L’idée d’« État » revêt des significations profondément divergentes selon les communautés et les générations. Pour les partisans du Hezbollah, l’État est un cadre à renforcer par la résistance, perçue comme un bouclier contre Israël et un garant de la dignité nationale. Dans les régions chiites, l’État est souvent vu comme secondaire face aux services fournis par le Hezbollah, qui agit comme un quasi-État. Pour les sunnites et certains chrétiens, l’État doit incarner un monopole légitime de la force, indépendant des milices, et représenter toutes les communautés sans domination d’un groupe. Les Forces libanaises, par exemple, appellent à un État fort, capable de désarmer le Hezbollah et de restaurer la souveraineté nationale, un écho aux luttes contre l’occupation syrienne. Les Druzes, eux, envisagent l’État comme un équilibre délicat entre autonomie communautaire et coexistence nationale, une position pragmatique héritée de décennies de navigation entre alliances rivales.
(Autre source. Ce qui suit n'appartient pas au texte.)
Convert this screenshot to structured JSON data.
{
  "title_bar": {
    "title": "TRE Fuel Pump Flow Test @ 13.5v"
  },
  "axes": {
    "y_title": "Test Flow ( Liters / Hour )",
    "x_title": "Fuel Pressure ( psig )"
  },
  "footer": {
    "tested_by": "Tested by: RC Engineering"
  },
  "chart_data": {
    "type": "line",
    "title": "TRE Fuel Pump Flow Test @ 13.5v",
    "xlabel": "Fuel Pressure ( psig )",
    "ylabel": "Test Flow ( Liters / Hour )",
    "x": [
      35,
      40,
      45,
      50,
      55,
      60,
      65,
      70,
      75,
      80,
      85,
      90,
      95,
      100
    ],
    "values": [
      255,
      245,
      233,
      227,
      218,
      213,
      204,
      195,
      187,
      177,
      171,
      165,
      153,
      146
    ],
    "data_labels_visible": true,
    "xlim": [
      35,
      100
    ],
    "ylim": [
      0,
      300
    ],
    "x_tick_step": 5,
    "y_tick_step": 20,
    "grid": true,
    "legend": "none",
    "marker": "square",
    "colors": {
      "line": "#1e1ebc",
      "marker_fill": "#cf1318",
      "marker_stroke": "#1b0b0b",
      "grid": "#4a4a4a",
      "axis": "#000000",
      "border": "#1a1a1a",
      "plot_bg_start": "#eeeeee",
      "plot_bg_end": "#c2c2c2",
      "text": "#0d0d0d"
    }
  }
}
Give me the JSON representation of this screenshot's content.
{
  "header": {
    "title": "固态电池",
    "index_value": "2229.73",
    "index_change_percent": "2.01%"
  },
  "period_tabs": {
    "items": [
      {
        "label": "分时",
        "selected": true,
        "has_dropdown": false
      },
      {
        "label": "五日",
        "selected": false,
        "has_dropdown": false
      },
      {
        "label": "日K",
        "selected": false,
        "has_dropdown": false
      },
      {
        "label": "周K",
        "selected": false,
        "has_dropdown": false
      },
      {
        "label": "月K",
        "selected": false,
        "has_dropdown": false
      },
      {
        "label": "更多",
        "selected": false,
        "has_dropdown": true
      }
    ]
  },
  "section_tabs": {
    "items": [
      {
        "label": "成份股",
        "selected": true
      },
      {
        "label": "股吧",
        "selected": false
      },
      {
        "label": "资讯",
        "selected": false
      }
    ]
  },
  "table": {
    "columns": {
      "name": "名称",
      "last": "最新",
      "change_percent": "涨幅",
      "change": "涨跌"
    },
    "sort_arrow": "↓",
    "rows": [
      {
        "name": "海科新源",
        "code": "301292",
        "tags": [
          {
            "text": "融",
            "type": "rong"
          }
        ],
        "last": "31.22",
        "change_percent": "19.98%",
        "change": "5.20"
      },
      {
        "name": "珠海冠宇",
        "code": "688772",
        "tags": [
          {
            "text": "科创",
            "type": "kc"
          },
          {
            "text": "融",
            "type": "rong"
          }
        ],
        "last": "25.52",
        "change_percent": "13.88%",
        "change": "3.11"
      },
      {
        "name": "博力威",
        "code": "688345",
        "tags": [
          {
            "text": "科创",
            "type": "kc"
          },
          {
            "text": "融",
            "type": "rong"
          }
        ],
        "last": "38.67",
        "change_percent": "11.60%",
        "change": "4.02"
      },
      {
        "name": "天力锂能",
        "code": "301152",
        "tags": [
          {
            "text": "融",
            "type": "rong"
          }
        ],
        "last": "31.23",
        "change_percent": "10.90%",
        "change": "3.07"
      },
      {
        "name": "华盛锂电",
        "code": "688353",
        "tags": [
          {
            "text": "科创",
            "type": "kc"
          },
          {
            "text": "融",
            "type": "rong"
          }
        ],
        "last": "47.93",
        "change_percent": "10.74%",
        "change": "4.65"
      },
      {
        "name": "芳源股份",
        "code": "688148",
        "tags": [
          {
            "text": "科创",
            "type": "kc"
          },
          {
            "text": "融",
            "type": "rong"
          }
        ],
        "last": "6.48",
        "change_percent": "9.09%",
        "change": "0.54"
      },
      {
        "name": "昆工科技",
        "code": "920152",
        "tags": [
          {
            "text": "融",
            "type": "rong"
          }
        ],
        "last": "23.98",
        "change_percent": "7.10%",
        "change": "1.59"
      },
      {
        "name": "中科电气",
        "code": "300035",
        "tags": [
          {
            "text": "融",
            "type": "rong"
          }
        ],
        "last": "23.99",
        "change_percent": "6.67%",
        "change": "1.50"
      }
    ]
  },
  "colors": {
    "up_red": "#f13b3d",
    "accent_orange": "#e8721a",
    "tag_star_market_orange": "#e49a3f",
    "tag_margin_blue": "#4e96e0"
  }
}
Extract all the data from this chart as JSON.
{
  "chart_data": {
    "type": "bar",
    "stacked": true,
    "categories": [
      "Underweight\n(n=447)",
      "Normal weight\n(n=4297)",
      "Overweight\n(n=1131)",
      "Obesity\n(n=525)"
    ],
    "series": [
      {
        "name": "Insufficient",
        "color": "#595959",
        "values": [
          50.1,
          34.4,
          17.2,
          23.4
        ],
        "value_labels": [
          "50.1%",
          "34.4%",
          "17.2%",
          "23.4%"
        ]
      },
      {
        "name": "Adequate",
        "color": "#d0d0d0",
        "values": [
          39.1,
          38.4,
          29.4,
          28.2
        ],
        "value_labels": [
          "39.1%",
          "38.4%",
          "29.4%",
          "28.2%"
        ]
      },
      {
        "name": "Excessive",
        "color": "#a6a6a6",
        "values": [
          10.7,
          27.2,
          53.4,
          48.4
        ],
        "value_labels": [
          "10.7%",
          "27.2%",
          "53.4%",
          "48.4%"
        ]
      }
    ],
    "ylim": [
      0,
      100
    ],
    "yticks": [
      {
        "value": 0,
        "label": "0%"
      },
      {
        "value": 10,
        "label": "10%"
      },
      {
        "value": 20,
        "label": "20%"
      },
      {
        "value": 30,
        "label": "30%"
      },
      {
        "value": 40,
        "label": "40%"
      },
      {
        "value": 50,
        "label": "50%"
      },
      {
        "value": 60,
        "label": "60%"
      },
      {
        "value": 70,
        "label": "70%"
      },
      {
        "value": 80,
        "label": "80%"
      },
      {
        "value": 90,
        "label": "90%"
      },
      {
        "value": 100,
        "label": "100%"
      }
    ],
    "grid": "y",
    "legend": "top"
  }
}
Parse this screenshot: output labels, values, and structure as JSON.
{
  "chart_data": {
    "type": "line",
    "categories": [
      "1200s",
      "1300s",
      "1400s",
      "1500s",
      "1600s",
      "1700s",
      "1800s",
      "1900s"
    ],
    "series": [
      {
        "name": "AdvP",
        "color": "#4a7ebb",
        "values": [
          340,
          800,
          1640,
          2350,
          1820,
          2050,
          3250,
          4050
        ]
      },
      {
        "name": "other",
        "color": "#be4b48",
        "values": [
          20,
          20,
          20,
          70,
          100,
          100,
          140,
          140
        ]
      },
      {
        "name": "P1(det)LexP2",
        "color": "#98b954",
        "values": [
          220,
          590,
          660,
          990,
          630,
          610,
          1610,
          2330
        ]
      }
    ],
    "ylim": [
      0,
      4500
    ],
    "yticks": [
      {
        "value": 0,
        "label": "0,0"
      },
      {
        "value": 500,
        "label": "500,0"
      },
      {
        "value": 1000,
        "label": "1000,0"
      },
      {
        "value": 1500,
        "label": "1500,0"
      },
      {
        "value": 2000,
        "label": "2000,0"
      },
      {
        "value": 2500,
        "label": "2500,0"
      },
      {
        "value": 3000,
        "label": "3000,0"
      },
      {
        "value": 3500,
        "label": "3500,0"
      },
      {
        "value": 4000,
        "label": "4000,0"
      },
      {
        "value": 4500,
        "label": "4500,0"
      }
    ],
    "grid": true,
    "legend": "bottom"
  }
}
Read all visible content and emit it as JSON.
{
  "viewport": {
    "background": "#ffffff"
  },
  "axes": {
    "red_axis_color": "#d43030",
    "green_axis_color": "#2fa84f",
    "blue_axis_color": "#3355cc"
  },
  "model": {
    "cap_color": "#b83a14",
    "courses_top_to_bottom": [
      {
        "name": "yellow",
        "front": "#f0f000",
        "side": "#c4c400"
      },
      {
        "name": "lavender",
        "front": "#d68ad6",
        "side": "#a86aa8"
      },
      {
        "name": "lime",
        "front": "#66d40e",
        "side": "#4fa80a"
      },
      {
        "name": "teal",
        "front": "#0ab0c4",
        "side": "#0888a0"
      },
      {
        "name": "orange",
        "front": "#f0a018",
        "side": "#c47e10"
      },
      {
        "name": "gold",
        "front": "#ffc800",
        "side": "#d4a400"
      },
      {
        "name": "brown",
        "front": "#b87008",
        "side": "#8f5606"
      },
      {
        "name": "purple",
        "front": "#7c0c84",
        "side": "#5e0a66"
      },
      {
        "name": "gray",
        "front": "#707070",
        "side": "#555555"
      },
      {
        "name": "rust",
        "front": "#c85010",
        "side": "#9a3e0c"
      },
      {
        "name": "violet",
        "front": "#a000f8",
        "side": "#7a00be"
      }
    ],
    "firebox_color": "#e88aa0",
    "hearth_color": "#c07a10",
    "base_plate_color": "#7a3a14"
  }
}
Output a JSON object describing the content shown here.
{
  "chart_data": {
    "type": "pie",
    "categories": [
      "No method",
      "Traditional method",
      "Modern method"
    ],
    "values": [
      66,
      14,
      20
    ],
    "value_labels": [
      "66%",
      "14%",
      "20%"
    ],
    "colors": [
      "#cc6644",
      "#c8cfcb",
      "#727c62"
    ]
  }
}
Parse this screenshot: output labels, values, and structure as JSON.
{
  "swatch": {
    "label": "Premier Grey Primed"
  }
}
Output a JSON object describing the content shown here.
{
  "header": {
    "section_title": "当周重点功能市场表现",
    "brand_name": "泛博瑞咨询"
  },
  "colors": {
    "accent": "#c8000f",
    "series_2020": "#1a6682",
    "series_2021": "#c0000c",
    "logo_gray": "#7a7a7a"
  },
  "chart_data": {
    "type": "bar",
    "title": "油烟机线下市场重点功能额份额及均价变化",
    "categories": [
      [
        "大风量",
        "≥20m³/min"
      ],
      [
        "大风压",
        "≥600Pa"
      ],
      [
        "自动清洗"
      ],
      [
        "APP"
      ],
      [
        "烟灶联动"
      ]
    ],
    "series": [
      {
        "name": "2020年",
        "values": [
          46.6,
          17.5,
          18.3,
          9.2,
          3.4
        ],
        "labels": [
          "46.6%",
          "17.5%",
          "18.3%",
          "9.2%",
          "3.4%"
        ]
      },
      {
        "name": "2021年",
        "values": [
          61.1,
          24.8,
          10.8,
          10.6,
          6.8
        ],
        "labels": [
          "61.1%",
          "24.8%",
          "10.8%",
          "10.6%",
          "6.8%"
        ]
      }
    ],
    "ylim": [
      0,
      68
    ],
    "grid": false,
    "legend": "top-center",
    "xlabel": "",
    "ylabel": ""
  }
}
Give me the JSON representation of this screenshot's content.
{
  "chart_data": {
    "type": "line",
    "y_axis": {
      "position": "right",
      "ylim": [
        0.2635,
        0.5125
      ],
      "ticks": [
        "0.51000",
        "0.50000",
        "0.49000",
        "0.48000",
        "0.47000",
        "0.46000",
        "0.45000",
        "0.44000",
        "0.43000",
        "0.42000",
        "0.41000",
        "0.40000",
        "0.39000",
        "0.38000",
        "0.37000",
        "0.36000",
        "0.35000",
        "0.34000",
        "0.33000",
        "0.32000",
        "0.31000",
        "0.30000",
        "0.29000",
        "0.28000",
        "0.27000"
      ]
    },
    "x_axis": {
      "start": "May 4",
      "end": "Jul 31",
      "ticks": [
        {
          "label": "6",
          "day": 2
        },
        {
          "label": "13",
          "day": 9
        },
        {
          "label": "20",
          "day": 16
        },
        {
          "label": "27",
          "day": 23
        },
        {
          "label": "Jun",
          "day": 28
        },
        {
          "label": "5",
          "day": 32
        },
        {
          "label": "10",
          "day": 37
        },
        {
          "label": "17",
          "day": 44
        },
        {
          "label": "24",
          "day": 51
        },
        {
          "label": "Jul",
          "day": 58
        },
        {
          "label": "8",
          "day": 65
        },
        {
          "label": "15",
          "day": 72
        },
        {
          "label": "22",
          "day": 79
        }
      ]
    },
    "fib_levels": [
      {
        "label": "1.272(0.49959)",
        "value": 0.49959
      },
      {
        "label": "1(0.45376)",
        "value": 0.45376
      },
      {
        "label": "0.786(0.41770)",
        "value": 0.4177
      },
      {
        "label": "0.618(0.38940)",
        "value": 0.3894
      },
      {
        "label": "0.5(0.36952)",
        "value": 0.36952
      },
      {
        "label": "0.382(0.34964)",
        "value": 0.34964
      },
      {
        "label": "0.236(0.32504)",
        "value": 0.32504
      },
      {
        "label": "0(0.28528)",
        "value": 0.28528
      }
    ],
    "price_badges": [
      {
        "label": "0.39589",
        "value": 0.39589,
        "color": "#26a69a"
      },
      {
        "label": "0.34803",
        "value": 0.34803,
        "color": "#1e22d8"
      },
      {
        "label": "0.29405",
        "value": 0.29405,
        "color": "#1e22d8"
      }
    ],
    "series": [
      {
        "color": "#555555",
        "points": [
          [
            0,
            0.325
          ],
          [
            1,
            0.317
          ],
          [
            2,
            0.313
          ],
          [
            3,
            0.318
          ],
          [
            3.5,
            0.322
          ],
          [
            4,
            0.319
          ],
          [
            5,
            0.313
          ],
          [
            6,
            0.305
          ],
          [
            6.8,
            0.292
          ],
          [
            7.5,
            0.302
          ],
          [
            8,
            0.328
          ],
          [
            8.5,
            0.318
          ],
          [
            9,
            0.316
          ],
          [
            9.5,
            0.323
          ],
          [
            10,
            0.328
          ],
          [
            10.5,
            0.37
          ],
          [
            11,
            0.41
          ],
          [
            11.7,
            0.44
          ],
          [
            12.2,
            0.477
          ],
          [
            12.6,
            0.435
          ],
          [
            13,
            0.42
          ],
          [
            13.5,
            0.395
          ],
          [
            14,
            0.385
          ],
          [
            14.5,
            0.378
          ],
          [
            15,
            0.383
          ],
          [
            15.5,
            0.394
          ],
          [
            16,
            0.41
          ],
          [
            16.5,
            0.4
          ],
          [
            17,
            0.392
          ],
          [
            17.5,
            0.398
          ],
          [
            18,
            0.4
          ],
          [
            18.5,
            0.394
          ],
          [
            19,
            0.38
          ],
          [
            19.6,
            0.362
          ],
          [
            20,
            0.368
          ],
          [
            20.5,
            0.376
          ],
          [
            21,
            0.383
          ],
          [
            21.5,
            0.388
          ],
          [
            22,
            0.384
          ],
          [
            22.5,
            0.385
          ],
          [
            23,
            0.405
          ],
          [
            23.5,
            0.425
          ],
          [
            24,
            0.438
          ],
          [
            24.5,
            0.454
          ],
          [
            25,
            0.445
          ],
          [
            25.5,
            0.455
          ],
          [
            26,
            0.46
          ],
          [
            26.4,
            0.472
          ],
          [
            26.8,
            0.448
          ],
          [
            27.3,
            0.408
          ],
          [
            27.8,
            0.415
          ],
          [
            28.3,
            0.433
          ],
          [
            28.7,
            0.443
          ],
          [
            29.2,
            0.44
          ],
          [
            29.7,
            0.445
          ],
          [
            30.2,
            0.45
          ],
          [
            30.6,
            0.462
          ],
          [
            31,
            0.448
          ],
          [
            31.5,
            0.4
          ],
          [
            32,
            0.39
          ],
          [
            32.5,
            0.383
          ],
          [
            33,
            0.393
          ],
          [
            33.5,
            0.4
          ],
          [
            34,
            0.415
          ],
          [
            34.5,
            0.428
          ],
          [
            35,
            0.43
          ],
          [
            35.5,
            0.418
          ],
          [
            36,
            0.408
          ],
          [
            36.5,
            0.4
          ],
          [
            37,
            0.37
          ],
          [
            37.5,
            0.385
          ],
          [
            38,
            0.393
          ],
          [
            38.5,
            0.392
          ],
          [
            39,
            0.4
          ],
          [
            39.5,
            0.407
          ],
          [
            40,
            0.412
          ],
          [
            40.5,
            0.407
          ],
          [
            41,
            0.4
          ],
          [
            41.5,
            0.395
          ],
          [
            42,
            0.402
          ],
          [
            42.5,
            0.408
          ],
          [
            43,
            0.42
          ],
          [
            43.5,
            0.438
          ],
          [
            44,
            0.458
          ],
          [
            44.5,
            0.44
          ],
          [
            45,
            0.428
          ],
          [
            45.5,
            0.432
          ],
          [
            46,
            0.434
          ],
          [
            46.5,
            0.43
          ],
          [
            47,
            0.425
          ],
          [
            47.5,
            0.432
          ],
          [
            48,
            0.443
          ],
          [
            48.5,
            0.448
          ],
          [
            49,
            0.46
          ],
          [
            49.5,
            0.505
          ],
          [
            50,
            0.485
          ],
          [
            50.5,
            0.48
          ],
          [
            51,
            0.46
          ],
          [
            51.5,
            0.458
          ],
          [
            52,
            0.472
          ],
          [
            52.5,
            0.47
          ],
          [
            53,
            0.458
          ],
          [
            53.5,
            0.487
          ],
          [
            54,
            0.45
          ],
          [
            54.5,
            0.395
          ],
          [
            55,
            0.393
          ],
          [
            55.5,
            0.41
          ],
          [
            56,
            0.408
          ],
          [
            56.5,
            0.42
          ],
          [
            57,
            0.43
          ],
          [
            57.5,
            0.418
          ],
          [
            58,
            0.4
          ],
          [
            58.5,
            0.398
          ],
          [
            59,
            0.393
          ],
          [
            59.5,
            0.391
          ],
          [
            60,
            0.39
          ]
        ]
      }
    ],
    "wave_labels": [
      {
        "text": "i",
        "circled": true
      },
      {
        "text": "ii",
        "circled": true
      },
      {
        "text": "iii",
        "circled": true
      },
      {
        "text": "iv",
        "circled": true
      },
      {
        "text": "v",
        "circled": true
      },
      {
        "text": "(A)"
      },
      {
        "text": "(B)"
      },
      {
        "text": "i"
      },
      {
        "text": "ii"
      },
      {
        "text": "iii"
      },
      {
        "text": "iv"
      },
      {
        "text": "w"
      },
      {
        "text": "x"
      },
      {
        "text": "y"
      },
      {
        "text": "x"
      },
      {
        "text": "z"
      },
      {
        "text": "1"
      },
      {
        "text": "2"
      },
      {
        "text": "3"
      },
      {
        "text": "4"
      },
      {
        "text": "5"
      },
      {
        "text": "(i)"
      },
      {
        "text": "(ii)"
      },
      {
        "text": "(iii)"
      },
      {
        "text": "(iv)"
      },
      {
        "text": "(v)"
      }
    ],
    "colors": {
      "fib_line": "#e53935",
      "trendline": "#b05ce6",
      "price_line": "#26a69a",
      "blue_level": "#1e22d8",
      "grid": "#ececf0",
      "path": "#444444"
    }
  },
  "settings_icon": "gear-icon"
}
Les jeunes, issus de la révolution de 2019, aspirent à un État laïc, fonctionnel et débarrassé des élites confessionnelles, capable de répondre à leurs besoins économiques et sociaux. Pourtant, même cette vision est fragmentée, certains jeunes soutenant des partis traditionnels par loyauté communautaire. En septembre 2025, alors que le Liban reste sans président, confronté à une crise économique paralysante et à des tensions frontalières, l’État demeure un concept flou, un miroir des fractures historiques et actuelles de la société. Les résistances du passé, qu’elles soient chrétiennes contre la Syrie ou chiites contre Israël, n’ont pas su fédérer un projet national commun, laissant le Liban face à un défi existentiel : définir ce que signifie être un État souverain dans un pays aussi divisé.